The World My Wilderness by Rose Macaulay was first published in 1950, her second last novel with The Towers of Trebizond being her last.
The book begins in post war France at the Villa Fraises where Maurice Michel had lived with his English wife, but Maurice had drowned and as the rumours were that he had been a collaborator it’s assumed that the maquis had dealt with him in retribution. Maurice’s step-daughter Barbary had been on the fringes of the maquis (French Resistance) along with his son Raoul and they had led a fairly wild life dodging the Gestapo and causing mayhem whenever they could. The end of the war hasn’t made much a of a difference to their behaviour.

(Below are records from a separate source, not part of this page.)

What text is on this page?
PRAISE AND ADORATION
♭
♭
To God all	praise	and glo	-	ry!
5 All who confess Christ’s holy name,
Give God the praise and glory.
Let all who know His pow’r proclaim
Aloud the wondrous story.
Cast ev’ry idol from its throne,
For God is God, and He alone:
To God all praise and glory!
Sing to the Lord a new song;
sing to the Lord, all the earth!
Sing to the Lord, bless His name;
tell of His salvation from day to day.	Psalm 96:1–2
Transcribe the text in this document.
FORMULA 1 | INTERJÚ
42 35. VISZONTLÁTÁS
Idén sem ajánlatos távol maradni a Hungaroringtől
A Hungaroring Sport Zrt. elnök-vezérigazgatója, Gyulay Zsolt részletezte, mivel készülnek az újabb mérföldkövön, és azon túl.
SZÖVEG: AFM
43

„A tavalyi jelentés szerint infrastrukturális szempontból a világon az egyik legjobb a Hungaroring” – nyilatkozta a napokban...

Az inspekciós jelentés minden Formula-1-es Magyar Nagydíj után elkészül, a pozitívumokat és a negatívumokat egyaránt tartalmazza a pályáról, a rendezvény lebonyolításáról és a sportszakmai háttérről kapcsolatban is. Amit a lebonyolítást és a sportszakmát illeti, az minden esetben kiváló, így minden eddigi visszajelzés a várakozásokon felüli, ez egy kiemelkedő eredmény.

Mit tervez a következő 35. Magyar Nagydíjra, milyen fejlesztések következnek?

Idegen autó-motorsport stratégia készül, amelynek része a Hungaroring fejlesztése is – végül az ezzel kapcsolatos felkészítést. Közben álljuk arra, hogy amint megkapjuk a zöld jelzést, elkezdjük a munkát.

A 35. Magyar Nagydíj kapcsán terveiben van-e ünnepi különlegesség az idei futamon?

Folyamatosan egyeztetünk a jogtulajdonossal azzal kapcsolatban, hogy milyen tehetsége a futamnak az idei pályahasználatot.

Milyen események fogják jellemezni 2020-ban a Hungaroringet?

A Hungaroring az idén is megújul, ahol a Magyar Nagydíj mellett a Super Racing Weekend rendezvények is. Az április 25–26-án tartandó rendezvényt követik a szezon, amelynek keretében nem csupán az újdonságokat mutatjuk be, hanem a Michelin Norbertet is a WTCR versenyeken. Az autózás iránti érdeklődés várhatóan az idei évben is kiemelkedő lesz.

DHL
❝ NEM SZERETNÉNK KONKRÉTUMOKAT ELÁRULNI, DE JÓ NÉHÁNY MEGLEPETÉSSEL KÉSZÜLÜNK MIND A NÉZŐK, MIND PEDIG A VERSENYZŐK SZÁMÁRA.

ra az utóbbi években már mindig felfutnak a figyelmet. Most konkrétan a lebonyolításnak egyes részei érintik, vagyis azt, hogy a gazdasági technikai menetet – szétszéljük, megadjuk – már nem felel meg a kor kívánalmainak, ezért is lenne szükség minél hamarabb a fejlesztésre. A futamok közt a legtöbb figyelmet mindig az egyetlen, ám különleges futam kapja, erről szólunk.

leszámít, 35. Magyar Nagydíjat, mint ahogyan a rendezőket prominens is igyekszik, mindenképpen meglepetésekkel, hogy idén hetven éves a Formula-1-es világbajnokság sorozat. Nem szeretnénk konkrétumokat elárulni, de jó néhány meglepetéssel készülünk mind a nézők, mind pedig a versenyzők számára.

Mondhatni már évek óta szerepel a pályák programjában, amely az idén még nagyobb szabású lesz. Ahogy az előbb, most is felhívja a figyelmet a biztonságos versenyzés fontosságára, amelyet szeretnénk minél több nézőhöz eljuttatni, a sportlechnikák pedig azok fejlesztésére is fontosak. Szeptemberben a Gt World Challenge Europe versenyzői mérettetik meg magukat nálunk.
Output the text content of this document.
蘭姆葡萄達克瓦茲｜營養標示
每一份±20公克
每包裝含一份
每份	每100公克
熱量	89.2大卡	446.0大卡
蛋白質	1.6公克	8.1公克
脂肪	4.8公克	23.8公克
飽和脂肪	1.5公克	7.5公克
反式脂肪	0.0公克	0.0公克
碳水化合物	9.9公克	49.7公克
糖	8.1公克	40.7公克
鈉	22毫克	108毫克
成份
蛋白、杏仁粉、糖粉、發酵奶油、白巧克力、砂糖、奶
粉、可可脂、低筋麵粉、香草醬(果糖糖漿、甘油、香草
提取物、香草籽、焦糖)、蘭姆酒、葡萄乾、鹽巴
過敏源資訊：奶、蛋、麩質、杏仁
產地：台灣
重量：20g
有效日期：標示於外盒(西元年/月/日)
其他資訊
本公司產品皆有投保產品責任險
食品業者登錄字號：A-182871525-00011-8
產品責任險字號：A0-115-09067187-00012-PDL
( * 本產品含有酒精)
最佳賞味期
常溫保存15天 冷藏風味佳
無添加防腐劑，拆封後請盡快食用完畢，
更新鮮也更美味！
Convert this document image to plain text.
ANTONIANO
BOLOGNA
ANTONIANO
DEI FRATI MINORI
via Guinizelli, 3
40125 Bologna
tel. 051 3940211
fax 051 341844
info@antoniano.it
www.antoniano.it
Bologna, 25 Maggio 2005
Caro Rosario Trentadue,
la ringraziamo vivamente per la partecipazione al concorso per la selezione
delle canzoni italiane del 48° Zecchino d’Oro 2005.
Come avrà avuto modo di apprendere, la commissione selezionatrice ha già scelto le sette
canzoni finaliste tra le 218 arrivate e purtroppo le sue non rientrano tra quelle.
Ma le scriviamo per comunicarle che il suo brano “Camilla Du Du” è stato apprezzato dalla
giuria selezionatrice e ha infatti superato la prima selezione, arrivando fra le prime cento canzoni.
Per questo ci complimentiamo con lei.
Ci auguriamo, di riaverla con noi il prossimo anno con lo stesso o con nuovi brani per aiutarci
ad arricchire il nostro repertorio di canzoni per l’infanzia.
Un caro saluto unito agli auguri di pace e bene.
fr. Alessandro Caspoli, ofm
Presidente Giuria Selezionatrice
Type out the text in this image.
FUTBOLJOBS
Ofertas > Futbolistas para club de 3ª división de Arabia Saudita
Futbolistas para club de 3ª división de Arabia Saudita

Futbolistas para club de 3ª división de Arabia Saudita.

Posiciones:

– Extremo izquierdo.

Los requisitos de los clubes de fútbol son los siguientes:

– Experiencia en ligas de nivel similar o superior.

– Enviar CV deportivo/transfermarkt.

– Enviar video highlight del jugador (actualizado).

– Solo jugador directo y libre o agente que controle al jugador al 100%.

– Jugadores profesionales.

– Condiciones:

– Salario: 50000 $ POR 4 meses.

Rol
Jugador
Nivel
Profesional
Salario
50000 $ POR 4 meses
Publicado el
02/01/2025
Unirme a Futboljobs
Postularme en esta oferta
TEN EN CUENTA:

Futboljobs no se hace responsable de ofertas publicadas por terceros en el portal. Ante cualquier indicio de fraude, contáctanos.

Barbary had been very close to her mother Helen but since the birth of a son to her and Maurice she’s not really interested in her teenage daughter and decides to pack Barbary off to her father who lives in London. Barbary is appalled at the thought of going there and living with her father and step-mother, but she settles down to life there in her own way, enjoying the many bomb sites and continuing to kick against any authority, and embarking on a career as a shoplifter.
As Barbary’s father is a high flying lawyer she’s a real liability to him, she’s not going to fit into his upper middle-class London society, but she can’t cope with the ruffians of London either.
There are various wildernesses in this book which moves from rural France to the Highlands of Scotland then to the bomb sites of London, and also the wilderness that a family can be when it’s torn apart and re-made in a different guise.
I think the only other book by the author I’ve read is The Towers of Trebizond and I enjoyed that one more with its quirky characters and humour.